I'm going to have to disagree with BianB BB's answer, which was formerly the accepted answer:
If there are 98 blue-eyed people, then each of them sees 97 blue eyes. They know the number is not prime, so they leave immediately on day 1.
99 blue-eyed people wait 1 day, see there are not only 98 blue eyes, and leave on day 2.
100 blue-eyed people need therefore to wait only 2 days, see there must be more than 99 blue-eyed islanders, and leave on day 3.
For other values of n, the number of blue-eyed islanders:
If $n$ is smaller than 25, then it must be prime.
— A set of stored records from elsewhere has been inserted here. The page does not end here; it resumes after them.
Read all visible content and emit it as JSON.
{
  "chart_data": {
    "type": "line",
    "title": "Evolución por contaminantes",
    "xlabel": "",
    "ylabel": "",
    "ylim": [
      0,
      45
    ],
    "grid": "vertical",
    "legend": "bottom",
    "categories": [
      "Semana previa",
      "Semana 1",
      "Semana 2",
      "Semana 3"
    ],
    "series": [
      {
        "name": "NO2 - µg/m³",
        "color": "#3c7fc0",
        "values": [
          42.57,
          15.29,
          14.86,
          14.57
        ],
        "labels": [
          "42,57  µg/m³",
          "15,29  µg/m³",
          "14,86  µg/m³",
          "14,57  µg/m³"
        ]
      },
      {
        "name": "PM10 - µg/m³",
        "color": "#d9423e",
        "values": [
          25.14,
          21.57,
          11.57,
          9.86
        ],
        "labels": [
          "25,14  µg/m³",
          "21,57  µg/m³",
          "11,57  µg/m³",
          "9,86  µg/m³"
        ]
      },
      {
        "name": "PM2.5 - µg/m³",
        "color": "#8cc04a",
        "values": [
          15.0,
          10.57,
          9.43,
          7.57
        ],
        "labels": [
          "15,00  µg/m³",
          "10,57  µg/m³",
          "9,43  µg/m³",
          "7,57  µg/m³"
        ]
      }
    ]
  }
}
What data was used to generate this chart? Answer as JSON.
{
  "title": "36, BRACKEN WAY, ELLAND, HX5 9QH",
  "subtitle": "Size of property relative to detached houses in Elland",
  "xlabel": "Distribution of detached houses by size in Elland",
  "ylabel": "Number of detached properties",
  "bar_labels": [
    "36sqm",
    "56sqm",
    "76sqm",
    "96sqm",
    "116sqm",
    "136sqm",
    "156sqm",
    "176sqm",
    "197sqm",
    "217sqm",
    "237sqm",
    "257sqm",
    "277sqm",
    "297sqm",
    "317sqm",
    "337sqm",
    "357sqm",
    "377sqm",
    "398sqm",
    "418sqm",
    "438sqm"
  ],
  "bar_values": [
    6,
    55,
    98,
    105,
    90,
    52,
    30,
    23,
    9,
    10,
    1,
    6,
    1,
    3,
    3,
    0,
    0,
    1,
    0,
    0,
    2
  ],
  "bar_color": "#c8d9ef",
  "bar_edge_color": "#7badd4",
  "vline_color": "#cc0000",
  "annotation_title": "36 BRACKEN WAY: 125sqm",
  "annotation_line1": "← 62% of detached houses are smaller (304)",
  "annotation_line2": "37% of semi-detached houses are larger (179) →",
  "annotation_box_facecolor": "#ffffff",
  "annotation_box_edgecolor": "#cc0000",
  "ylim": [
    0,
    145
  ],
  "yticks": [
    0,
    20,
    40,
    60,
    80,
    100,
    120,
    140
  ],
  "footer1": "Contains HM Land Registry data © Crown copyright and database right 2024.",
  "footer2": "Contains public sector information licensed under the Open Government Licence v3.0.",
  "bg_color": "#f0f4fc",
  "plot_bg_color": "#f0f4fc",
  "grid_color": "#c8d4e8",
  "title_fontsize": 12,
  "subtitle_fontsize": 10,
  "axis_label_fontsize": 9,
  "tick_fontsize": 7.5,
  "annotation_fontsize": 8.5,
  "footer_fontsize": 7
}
This means that for every n different from 3, the islanders will see $n-1$, which is not prime, and conclude that they should leave on day 1. The exception is 3, for which $n-1$ is also a prime, so the islanders will need to wait one extra day to rule the possibility that $n=2$ out, and leave on day 2.
If $n$ is 25, then the islanders realize it can't be 24 because it is not a prime, and leave immediately. If $n$ is greater than 25 and one more than a prime, the islanders know it can't be a prime and also leave immediately. For all other $n$ greater than 25, the blue-eyed islanders leave on day $k+1$, where $k$ is the difference between $n$ and the greatest number $d$ such that the islanders leave immediately (either 25 or one more than a prime) and $d<n$.